Originally published on It’s Going Down

Via Noticias de Abajo Medios Libres
Translated by Scott Campbell

To the people of Mexico

To the Indigenous Governing Council

To the National Indigenous Congress

To the Zapatista Army of National Liberation

To the National and International Sixth

We are individual and collective adherents to the Sixth Declaration of the Lacandón Jungle, EZLN and CNI sympathizers and people from below and to the left in solidarity with the suffering of our brothers and sisters, victims of the recent earthquakes and the predatory system that is only death.

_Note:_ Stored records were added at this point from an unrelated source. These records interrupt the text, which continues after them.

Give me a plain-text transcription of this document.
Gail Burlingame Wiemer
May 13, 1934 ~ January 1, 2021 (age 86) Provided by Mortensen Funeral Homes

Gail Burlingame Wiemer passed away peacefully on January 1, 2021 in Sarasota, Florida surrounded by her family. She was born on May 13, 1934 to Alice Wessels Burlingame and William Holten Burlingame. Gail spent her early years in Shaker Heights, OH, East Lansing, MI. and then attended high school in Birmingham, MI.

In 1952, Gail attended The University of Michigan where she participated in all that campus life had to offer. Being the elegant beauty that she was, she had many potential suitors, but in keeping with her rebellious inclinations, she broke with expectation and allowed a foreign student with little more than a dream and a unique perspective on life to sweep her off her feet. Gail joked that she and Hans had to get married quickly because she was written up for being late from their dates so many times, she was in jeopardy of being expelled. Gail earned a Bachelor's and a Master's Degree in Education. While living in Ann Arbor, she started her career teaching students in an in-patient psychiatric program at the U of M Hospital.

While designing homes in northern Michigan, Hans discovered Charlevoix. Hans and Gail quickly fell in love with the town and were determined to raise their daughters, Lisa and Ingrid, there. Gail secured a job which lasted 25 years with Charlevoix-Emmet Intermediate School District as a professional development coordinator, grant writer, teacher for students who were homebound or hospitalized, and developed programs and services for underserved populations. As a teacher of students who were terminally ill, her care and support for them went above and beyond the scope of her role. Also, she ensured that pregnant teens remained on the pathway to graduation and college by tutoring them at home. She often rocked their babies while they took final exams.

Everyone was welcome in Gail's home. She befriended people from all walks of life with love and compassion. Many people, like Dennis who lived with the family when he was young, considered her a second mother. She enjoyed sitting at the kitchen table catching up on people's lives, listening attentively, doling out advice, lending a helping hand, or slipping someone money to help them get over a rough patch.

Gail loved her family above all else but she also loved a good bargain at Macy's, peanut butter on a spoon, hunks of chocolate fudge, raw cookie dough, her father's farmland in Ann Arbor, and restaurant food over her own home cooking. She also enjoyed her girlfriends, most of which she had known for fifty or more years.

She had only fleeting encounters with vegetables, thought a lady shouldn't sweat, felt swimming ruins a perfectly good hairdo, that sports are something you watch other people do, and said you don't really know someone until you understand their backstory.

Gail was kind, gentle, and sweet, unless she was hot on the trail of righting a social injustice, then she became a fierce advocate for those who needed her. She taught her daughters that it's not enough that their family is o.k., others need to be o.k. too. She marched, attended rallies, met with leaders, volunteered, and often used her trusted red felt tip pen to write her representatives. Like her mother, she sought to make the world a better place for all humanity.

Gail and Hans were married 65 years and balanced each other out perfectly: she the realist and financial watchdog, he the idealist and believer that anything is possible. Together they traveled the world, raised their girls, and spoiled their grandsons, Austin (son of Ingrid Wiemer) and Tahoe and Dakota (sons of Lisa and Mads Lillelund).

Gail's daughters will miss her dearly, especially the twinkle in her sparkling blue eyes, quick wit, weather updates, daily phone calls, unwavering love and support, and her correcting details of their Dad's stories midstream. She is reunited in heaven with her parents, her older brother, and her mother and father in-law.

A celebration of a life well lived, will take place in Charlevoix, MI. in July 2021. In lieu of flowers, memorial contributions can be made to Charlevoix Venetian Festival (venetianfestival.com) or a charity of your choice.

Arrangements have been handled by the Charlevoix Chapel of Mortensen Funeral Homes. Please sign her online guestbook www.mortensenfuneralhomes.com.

As in 1985, those who claim to govern remain totally surpassed by reality. Today their wonderland can’t be seen, not even by them. Meanwhile, we are the ones from below who suffered the consequences of these natural and socio-environmental disasters. Like 32 years ago, today the Mexican people are the ones going into the streets and towns to help, to give what little they have to help the other, the one who suffers, the stranger, the brother. Some who have much contribute much. Among those who have little, they contribute what they can, sometimes everything that is in their hands. Those who have nothing give their heart and offer to serve were needed. They are the ones who fill the streets and coordinate to gather aid and distribute it. Small business owners support by giving food and drink to those who give their time and effort. True hope emerges from these smiles and glances of solidarity.